Couple set to open Maine Coast Craft School
As Drew and Louise Langsner wind down 40 years of teaching and boarding guests at their school, Country Workshops in Marshall, N.C., their friends Kenneth and Angela Kortemeier are creating…
As Drew and Louise Langsner wind down 40 years of teaching and boarding guests at their school, Country Workshops in Marshall, N.C., their friends Kenneth and Angela Kortemeier are creating a traditional woodworking school in Bristol, Maine.
The Kortemeiers have scheduled a late-July opening for the Maine Coast Craft School, specializing in hand-tool use. Most classes will have about four students.
“We are modeling our school after Country Workshops in a lot of ways with both the school and the business aspect of it. Drew is just a really smart and organized person. He is a main adviser to us. We really like how he and Louise created their business and their school,” Angela Kortemeier says.
Kenneth Kortemeier will be the primary instructor. His experience includes furniture making, boatbuilding and restoration carpentry. He interned at Country Workshops in the 1990s and apprenticed with Welsh chairmaker John Brown. He has also worked and taught classes at the Carpenter’s Boat Shop in Pemaquid, Maine, for more than 10 years.

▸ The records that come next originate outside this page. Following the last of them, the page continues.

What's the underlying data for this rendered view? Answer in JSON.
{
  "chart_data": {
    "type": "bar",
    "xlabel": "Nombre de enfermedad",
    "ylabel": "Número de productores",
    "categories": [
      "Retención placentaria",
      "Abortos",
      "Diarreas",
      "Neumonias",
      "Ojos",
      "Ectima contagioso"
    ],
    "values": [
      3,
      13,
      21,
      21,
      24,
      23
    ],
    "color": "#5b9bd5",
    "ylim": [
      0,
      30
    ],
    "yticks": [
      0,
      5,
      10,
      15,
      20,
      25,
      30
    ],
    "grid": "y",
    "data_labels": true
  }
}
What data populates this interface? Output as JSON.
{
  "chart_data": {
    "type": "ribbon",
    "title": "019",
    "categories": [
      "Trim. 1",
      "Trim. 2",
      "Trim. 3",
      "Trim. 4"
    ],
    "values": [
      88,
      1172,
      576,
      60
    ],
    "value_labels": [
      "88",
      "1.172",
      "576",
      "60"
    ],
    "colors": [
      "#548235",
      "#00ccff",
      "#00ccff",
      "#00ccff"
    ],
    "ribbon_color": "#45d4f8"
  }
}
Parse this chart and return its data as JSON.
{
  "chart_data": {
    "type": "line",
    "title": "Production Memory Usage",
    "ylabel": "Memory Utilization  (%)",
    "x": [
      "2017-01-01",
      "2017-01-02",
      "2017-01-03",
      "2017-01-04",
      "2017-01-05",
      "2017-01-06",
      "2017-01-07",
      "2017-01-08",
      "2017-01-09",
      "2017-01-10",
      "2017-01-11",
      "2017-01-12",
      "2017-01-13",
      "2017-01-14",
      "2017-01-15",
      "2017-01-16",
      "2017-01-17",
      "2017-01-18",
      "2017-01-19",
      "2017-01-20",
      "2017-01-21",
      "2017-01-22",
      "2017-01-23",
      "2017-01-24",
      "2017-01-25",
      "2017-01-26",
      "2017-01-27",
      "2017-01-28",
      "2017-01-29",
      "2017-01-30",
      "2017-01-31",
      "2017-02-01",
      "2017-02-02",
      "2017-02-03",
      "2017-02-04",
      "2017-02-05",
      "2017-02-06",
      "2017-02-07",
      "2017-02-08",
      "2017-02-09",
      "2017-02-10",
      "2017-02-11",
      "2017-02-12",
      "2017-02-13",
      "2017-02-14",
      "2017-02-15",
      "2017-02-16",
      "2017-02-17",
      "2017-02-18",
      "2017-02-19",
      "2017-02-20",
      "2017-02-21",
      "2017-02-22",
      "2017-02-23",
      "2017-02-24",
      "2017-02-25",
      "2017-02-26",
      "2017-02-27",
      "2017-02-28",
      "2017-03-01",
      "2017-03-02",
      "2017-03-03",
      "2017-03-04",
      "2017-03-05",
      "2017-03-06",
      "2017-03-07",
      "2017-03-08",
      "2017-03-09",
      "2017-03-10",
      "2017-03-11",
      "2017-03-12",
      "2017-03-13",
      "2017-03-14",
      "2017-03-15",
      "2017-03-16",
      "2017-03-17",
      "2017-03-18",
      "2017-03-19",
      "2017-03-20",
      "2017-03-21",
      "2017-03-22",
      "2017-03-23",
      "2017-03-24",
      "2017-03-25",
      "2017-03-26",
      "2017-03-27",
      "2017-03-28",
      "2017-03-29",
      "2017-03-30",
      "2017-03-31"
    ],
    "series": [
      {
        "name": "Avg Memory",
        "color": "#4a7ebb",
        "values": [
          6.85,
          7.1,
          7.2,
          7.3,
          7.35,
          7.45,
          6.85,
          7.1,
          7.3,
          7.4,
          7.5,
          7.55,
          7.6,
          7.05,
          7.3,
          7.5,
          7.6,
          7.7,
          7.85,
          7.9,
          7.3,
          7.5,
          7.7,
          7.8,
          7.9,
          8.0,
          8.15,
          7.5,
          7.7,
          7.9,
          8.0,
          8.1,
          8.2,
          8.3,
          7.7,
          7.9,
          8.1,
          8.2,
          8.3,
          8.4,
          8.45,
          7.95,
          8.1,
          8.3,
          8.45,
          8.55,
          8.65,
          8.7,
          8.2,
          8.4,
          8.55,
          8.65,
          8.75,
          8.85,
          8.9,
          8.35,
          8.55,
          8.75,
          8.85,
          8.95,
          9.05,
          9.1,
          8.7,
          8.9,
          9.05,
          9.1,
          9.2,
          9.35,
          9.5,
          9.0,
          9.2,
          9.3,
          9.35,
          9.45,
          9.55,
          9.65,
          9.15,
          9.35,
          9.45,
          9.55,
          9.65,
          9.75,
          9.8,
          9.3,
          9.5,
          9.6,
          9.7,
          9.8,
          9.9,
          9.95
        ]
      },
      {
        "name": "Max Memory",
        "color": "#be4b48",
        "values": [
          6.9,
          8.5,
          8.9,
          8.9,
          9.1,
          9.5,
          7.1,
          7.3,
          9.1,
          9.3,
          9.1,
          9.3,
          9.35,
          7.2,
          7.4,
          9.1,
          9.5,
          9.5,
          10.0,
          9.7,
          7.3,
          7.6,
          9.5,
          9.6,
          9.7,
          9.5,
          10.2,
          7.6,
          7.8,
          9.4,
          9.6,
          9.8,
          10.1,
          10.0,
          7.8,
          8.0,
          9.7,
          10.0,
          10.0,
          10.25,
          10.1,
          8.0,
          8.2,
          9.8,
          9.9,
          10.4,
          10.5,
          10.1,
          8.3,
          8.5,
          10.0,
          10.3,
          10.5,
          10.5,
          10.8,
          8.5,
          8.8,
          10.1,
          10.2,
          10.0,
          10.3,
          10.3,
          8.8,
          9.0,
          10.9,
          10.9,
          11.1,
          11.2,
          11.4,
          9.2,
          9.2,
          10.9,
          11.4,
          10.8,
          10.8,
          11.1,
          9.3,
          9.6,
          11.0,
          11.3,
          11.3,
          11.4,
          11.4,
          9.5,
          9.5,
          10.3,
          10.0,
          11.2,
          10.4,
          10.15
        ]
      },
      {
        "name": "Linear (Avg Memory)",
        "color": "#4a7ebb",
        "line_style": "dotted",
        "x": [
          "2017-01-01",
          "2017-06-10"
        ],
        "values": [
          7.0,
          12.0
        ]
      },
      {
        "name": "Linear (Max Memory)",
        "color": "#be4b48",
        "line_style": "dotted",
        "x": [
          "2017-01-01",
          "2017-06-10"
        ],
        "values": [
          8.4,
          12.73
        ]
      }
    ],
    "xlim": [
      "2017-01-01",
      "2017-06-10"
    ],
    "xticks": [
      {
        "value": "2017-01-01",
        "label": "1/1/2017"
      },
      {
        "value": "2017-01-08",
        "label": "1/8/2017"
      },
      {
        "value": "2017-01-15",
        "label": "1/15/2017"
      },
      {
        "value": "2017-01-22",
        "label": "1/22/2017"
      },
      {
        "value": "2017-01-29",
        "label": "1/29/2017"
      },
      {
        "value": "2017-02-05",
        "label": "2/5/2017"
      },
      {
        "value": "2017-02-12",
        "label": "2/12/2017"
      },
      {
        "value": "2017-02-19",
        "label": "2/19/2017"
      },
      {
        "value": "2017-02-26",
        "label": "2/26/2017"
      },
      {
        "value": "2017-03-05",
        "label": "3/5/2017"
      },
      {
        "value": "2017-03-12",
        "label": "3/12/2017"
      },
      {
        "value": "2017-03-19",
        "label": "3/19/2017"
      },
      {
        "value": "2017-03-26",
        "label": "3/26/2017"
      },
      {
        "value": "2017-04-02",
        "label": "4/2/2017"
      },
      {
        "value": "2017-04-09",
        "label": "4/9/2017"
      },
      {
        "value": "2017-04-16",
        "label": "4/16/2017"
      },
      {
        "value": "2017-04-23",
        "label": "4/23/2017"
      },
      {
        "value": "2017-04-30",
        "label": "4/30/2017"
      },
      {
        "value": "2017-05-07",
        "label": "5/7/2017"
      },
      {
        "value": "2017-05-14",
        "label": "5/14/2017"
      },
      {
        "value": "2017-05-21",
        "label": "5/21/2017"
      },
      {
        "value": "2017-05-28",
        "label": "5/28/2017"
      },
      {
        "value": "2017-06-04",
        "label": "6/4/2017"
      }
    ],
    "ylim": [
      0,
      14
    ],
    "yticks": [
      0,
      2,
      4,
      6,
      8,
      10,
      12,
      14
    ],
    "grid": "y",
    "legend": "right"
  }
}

The Kortemeiers considered locating their school at Country Workshops, but decided on Maine for its amenities.
“Here it’s only 10 minutes to a grocery store and not 40 minutes down a steep mountain. The first year we won’t be doing lodging, but some of our neighbors are doing B&Bs for students and I’ll be cooking lunch for people,” Angela Kortemeier says.
The school, built with reclaimed lumber, will use solar power for lights and firewood for heat. The first project classes will cover ladderback and Welsh Windsor stick chairs, wheelbarrows and bowl carving.